Sa mort a été filmée en direct
La mort du streameur est survenue en direct, rapporte Mediapart. La vidéo diffusée en live lundi sur Kick, et largement partagée depuis, montre JP allongé inanimé sous une couette dans un lit, avec deux autres hommes, dont l’un jette une petite bouteille d’eau en plastique dans sa direction. Plus tôt dans le direct, Jean Pormanove était une nouvelle fois victime de violences en direct, Naruto lui ayant asséné « une claque (…) provoquant la colère de Raphaël Graven, avant de le frapper de nouveau à plusieurs reprises quelques minutes plus tard, tout comme d’autres participants du direct », relate Mediapart.

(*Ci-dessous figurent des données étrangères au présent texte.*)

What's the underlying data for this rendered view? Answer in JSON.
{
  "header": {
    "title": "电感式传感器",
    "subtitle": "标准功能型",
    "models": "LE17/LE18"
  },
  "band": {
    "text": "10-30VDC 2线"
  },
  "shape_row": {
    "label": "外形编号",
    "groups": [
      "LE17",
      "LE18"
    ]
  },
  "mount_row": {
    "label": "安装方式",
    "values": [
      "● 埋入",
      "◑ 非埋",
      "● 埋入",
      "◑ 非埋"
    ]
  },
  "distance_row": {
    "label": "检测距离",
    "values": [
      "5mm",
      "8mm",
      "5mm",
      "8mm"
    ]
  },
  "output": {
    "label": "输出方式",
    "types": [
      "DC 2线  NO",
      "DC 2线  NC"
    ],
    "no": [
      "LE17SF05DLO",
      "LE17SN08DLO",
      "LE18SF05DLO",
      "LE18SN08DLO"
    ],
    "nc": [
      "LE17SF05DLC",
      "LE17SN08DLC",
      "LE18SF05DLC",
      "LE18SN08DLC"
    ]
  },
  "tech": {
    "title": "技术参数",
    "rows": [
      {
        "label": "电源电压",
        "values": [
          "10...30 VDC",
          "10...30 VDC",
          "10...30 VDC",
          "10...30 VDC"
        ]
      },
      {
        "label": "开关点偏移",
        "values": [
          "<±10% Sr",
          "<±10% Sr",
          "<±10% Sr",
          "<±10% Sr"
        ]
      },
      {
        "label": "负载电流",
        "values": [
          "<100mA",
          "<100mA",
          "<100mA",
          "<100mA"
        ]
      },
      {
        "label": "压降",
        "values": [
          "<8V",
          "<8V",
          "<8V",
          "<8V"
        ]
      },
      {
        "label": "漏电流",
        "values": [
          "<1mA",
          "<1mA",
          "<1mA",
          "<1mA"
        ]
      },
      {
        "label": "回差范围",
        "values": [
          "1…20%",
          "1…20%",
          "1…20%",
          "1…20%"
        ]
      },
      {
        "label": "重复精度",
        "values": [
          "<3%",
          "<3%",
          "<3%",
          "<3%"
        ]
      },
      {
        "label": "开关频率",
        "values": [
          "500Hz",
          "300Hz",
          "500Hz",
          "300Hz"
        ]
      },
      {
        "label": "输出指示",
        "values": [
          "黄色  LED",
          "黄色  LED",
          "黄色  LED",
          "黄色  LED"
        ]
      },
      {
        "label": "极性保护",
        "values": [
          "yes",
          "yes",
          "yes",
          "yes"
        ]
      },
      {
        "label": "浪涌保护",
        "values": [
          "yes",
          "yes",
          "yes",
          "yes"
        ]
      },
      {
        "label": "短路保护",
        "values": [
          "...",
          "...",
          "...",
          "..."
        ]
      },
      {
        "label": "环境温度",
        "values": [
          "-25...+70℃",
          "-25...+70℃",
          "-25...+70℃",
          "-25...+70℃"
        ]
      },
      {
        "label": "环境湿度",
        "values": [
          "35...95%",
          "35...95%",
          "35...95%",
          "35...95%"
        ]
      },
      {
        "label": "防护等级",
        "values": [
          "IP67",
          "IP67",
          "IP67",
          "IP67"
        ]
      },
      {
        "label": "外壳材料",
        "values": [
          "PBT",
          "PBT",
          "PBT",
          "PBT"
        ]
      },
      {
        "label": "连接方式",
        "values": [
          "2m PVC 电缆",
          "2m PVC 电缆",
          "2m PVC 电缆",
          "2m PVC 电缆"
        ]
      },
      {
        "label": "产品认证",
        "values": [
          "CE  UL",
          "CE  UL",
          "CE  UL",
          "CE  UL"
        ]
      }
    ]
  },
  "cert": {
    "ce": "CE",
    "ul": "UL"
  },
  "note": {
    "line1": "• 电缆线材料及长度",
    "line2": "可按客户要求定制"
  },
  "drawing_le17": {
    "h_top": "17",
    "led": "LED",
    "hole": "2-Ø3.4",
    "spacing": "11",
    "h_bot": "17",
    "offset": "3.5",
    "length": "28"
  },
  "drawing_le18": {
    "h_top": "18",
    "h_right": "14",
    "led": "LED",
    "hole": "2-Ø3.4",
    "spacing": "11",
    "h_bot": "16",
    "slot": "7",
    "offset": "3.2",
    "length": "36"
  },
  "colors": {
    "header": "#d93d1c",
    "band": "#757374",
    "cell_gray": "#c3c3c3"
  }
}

Le modérateur de la chaîne Lokal, sur la plateforme Kick, qui diffusait les images mettant en scène Jean Pormanove et Naruto, a ensuite confirmé son décès auprès des internautes, relate le site. Le parquet de Nice a également confirmé à franceinfo « le décès d’un homme de 46 ans lors d’un live streaming » à Contes (Alpes-Maritimes), sans préciser son identité.

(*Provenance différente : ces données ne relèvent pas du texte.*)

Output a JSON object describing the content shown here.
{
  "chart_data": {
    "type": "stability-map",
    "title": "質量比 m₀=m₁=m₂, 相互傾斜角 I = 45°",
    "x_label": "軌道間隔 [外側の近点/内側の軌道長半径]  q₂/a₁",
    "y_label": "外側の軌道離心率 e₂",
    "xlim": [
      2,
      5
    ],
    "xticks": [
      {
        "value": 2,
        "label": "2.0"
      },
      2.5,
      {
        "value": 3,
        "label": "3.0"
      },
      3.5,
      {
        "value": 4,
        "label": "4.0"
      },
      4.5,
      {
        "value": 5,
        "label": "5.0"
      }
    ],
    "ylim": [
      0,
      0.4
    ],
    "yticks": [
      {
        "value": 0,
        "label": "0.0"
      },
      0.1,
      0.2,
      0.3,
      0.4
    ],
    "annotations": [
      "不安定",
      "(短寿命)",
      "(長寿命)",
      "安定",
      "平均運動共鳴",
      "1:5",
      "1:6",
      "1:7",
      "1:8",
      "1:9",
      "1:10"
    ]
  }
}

Une enquête a été ouverte et une autopsie sera réalisée
Le parquet a annoncé avoir ouvert une enquête en recherche des causes de la mort et ordonné une autopsie. Les investigations ont été confiées à la police judiciaire de Nice. Selon une source proche de l’enquête, jointe par franceinfo, les streameurs Naruto et Safine, qui apparaissent dans le direct durant lequel est mort Jean Pormanove, vont être entendus en qualité de témoins, en audition libre.
L’avocat de Naruto a déclaré mardi à l’AFP que son client n’avait « aucune responsabilité » dans le décès de Jean Pormanove. Yassin Sadouni a également fait savoir dans un communiqué son intention de déposer plainte après une « campagne de cyberharcèlement » subie par Naruto depuis lundi soir.

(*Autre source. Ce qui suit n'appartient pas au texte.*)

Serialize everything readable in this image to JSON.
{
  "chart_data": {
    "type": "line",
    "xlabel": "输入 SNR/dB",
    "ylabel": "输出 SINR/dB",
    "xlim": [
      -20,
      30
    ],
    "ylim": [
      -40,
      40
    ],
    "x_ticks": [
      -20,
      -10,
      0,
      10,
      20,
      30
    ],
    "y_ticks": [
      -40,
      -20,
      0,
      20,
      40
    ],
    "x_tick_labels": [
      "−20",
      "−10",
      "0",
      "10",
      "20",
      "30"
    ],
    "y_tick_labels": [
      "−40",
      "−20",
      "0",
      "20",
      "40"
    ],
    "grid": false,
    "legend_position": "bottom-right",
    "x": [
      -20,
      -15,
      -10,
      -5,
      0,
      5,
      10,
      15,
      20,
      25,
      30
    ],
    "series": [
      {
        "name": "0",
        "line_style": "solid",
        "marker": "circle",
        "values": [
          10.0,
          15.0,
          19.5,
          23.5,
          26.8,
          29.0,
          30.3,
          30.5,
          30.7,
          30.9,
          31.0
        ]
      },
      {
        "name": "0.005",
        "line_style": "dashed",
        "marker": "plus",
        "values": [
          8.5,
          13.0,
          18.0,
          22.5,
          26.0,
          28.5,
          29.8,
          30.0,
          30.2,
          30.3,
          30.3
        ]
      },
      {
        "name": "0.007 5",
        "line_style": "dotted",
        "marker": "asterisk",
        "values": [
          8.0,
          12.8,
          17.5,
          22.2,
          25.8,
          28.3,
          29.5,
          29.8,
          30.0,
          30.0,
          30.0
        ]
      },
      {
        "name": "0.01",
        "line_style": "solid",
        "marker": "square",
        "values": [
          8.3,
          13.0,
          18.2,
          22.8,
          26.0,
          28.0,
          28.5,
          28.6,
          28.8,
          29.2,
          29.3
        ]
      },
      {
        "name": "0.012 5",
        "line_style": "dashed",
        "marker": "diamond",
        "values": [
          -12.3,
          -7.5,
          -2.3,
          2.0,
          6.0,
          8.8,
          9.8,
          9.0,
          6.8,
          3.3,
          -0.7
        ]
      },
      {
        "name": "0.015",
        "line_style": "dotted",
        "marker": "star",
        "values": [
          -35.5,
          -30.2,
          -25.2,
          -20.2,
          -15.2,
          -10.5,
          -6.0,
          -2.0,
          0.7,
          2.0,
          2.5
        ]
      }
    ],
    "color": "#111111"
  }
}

A la suite de l’article de Mediapart en 2024, le parquet de Nice avait déjà ouvert une enquête, notamment pour « violences volontaires en réunion sur personnes vulnérables (…) et diffusion d’enregistrement d’images relatives à la commission d’infractions d’atteintes volontaires à l’intégrité de la personne ». Naruto et Safine avaient été placés en garde à vue, puis relâchés, et du matériel de tournage avait été saisi. Mais, comme le rappelle l’AFP, le parquet avait souligné que « les personnes susceptibles d’être mises en cause [et] celles d’être victimes contestaient la commission d’infractions ».
L’Arcom saisie par le gouvernement
La ministre déléguée chargée du Numérique, Clara Chappaz, a annoncé sur le réseau social X avoir saisi l’Arcom, l’autorité de régulation du secteur, et effectué un signalement sur la plateforme Pharos, dont les agents examinent les contenus et comportements illicites en ligne. La ministre ajoute avoir « contacté les responsables de la plateforme [Kick] pour obtenir des explications ».
Interrogé par l’AFP sur cette affaire, un porte-parole de Kick a répondu : « Nous sommes profondément attristés par la perte de Jean Pormanove ». « Nous examinons de toute urgence les circonstances et collaborons avec les parties prenantes concernées (…). Les règles de la communauté Kick visent à protéger les créateurs, et nous sommes déterminés à les faire respecter sur l’ensemble de notre plateforme », précise aussi ce dernier dans un mail.
« Les plateformes ont une responsabilité immense dans la régulation des contenus en ligne afin que nos enfants ne soient pas exposés à des contenus violents. J’appelle les parents à la plus grande vigilance », a également réagi la haute-commissaire à l’Enfance, Sarah El Haïry, sur X, parlant d’un drame « horrifiant ».